Monthly Archives: September 2008

Bits and Pieces: Interviews and More

First off, Newsarama interviews Alan Burnett, whose 4-issue arc on The Flash started last week. He very carefully avoids giving out any spoilers, but talks about how he got the assignment and his history with reading The Flash.

Former Flash writer Mark Waid, now Editor-in-Chief of BOOM! Studios, speaks with writer Rockne O’Bannon about his upcoming Farscape comic books at Newsarama.
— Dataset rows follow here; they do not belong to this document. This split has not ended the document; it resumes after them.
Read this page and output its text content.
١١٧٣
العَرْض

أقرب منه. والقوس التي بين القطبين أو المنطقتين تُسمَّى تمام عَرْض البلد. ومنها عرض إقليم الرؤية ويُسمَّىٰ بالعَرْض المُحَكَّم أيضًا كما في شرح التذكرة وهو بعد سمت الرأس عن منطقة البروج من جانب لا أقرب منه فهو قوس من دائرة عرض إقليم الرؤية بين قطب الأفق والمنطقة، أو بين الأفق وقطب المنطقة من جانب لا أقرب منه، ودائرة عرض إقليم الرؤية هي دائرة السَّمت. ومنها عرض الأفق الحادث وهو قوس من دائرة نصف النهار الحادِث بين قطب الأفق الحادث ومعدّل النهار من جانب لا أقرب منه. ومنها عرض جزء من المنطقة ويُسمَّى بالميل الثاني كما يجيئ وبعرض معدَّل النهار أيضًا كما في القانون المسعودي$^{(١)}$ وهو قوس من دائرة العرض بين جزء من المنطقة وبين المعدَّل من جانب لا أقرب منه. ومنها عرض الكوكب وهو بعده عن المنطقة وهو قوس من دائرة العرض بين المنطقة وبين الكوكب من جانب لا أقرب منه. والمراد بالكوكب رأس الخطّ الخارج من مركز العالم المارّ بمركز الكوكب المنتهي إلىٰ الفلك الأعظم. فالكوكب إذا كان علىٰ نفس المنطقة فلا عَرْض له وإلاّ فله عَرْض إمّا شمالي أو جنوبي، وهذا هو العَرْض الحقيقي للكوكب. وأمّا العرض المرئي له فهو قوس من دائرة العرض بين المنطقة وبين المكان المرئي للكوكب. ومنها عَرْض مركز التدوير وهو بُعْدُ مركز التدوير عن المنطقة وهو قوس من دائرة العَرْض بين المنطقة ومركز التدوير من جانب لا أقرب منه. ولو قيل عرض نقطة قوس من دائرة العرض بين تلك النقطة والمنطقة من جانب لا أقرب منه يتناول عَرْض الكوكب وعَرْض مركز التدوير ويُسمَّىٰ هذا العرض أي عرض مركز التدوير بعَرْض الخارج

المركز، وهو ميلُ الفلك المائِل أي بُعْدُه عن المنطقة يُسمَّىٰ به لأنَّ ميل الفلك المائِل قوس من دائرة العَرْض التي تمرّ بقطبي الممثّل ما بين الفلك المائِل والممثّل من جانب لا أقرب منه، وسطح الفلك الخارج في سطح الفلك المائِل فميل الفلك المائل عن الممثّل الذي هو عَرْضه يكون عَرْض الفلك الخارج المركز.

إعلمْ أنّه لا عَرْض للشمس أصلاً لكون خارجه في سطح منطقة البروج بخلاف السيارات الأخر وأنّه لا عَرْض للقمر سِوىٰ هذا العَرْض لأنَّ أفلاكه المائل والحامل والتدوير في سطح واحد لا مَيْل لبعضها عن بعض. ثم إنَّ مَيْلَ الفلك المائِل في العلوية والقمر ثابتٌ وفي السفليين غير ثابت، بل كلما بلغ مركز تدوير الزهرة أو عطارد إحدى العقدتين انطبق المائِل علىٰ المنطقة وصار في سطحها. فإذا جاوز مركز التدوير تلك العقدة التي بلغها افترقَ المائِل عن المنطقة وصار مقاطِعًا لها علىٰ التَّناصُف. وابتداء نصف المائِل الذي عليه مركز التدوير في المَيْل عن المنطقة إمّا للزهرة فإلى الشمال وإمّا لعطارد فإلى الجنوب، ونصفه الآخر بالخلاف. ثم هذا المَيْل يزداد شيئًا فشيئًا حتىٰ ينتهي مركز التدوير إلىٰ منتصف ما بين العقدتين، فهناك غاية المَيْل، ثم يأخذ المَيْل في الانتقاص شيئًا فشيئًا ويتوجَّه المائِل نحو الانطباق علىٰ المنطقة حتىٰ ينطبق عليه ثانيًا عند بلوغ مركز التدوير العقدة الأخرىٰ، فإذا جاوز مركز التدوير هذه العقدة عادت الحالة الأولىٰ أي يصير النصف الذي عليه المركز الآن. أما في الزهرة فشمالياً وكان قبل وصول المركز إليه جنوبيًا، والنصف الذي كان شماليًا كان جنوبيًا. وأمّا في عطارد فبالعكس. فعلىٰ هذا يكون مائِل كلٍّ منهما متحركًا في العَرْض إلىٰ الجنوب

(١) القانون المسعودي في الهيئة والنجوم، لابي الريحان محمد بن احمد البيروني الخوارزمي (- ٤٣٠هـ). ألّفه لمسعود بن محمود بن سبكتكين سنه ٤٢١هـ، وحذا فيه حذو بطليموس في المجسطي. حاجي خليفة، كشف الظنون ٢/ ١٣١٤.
Marc Guggenheim, the final writer on Flash: The Fastest Man Alive, talks to the Pulse about Spider-Man, where he applies the Chewbacca Defense to “One More Day” and the end of the Spider-marriage, and to CBR about Eli Stone. (Pulse link via Lying in the Gutters; Comics Should be Good riffs on the OMD comments)

Monday’s Heroes featured the show’s first on-screen speedster, Daphne Millbrook. It was also a very good premiere. Season 3 is off to a much stronger start than last year.

Todd Klein, who designed the first post-Crisis Flash logo in 1987, looks at dots and dashes in comic lettering, and how the typewriter gave comics the double-dash (--) instead of the more standard em-dash (—). Among his examples: the last issue of Flash Comics and the lead story from Showcase #4, the last and first solo Golden Age and Silver Age Flash stories.

Speaking of Todd Klein, last Spring he wrote up a 4-part study of the Flash Logo from 1940 through the present day: Part 1 · Part 2 · Part 3 · Part 4.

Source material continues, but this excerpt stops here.